A Chinese jet’s flight controls were still being moved during its final dive and both engine fuel switches were moved to the cutoff position before the Boeing 737-800 jet crashed into a mountainside in southern China in 2022, according to a newly released National Transportation Safety Board report.
The March 21, 2022, crash of China Eastern Airlines Flight MU5735 killed all 132 people aboard.
The NTSB report detailed the extraordinary effort investigators undertook to recover data from the cockpit voice recorder and flight data recorder after both devices suffered severe damage in the crash. The U.S. agency assisted China’s Civil Aviation Administration.
Investigators wrote that the cockpit voice recorder’s memory board had crushed connectors, broken pins, and damaged memory chips. The flight data recorder also suffered cracked memory chips and damaged circuitry. Engineers ultimately removed memory chips individually and reconstructed portions of the final flight data by hand.
Despite the damage, investigators recovered high-quality cockpit audio and enough flight data to reconstruct the aircraft’s final minutes. The report doesn’t include a transcript of the audio.
The report stated that both engine fuel switches moved “from the run position to the cutoff position” during the flight. The switches control fuel flow to the engines. The report also stated engine speeds decreased after the switches were moved.
Flight recorder graphs included in the report showed repeated control movements during the aircraft’s rapid descent, indicating the aircraft was still being actively controlled as it plunged toward the ground.
“The data stopped with the aircraft still in flight,” investigators wrote.
The report itself does not determine a probable cause for the crash or explicitly conclude that a pilot intentionally caused the disaster.

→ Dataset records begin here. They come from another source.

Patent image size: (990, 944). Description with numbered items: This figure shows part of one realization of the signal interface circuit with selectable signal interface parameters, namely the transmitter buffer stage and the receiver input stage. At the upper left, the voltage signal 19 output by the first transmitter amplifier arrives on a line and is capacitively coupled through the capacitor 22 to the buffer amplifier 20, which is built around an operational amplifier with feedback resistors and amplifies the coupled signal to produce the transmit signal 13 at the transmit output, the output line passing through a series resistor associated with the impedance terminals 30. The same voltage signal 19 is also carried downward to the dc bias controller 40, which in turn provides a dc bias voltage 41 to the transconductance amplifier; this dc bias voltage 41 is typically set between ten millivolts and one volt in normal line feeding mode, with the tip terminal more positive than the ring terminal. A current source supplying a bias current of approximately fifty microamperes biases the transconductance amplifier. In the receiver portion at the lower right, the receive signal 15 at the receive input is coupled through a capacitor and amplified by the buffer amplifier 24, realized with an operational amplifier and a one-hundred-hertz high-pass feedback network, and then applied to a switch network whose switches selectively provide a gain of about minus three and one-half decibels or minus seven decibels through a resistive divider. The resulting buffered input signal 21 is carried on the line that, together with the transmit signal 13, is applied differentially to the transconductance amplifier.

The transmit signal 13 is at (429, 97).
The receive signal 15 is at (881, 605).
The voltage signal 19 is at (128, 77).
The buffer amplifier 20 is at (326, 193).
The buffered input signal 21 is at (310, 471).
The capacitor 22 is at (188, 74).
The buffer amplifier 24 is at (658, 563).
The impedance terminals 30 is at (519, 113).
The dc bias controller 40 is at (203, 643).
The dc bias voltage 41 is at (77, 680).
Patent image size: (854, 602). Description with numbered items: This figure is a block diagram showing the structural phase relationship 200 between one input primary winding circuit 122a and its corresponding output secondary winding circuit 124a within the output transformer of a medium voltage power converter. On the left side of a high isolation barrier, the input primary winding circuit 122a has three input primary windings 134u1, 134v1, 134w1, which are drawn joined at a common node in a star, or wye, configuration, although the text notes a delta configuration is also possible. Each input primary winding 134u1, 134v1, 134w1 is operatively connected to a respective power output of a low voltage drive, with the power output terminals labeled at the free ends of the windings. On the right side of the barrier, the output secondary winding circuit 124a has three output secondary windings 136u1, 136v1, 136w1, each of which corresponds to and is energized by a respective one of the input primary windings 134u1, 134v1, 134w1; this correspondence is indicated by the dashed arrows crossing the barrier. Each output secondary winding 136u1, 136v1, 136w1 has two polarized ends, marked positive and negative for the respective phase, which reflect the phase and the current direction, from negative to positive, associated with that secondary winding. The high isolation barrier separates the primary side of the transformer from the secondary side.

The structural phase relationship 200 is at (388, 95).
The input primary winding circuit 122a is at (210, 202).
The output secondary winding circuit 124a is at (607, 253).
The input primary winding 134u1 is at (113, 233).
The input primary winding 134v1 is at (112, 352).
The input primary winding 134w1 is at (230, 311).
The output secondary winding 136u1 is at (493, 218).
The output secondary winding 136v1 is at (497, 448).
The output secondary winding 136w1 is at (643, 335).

The report also revealed that investigators had to reconstruct missing data after one damaged memory chip became unrecoverable. Engineers manually aligned portions of the final 12 minutes of flight data to rebuild the aircraft’s final flight path and control activity.
The cockpit audio quality for all four channels was rated “excellent,” according to the report, meaning investigators likely recovered clear pilot conversations and cockpit sounds from the final moments before impact. The NTSB defines “excellent” audio as “virtually all of the crew conversations could be accurately and easily understood.”
The newly released NTSB report provides the most detailed public account yet of the recovered black box evidence from the crash.
The Civil Aviation Administration of China reported in 2022 that major pieces of the plane’s wreckage, including the vertical stabilizer, left and right engines and wings, and the landing gear, have been recovered.
Chinese aviation authorities said in 2022 that before the plane deviated from the cruising altitude, radio communications between the crew and the air traffic control department did not “show any abnormality.”